"By Jove! I believe I could do it," he muttered, as the light grew stronger and he saw how roughly the interior of the chimney was built. "It's not very high, and those rough stones make a regular ladder."
As time was pressing, Jack began the ascent at once. For a lad as active as he was, it proved even more easy than he had anticipated. But long before he reached the top he was covered from head to foot with soot, although, oddly enough, that thought never occurred to him. At length, black as a negro in mourning, he reached the top of the chimney and grasped the tree branch he had noticed from below.
He swung into it and made his way to the main trunk of the tree, an ancient elm. It was no trick at all then for him to slide to the ground. Then, silently as a cat, he tiptoed his way from the old stone house, with its occupants sleeping and snoring, blissfully unaware that Jack had stolen a march on them.
"Well, things have gone finely so far," he mused. "Now, what shall be the next step?"
He looked about him. The country was a wild one. There was no sign of a house, and, as far as he could see, there was nothing but an expanse of timber and rocks.
"This is a tough problem," thought the boy. "I've no idea where I am, or the points of the compass. If I go one way, I might come out all right, but then again I might find myself lost in the forest. Hanged if I know what to do."
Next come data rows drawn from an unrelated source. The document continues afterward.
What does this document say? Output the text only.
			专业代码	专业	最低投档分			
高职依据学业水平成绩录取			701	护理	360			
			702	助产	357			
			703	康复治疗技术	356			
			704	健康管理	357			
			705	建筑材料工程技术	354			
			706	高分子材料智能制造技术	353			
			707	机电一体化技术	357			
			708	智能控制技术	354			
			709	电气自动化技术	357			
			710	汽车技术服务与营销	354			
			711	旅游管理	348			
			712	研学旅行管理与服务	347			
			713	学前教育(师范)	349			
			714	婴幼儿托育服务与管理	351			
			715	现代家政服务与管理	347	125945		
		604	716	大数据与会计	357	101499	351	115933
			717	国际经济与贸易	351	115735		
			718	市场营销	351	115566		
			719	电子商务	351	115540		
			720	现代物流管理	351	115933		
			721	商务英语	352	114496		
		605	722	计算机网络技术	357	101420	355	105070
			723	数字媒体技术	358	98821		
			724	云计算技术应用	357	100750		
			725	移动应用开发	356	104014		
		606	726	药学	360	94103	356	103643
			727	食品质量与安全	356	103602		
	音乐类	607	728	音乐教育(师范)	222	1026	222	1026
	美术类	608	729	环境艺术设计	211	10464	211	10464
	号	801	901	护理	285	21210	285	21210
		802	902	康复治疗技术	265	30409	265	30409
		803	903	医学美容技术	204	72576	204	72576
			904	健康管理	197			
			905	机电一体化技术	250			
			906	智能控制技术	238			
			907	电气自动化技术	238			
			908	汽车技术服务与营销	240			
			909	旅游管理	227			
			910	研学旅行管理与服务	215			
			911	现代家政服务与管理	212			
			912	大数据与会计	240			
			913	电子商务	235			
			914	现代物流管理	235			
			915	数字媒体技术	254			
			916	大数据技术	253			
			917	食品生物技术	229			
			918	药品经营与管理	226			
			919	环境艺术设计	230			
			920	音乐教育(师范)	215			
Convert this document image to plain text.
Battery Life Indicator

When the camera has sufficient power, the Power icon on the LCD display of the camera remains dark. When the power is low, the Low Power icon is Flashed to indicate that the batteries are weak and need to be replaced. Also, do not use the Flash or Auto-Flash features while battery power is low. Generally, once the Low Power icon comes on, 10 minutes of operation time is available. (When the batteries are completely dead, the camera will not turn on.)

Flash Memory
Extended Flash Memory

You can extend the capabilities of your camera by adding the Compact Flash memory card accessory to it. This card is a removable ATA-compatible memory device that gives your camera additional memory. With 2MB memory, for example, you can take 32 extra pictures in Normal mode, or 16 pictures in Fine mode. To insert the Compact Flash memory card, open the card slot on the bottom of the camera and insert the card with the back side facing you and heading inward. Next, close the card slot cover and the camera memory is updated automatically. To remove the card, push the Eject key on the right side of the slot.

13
But, realizing that it would not do to waste any time around the old house, Jack at length struck off down what appeared to have been, in bygone days, some sort of a wood road. It wound for quite a distance among the trees, but suddenly, to his huge delight, the boy beheld in front of him the broad white ribbon of a dusty highway.
Suddenly, too, he heard the sound of wheels and the rattle of a horse's hoofs coming along at a smart rate.
"Good; now I can soon find out where I am," thought the boy, and he hurried forward to meet the approaching vehicle. It contained a pretty young woman, wearing a sunbonnet.
Jack had no hat to lift, but he made his best bow as the fair driver came abreast of him.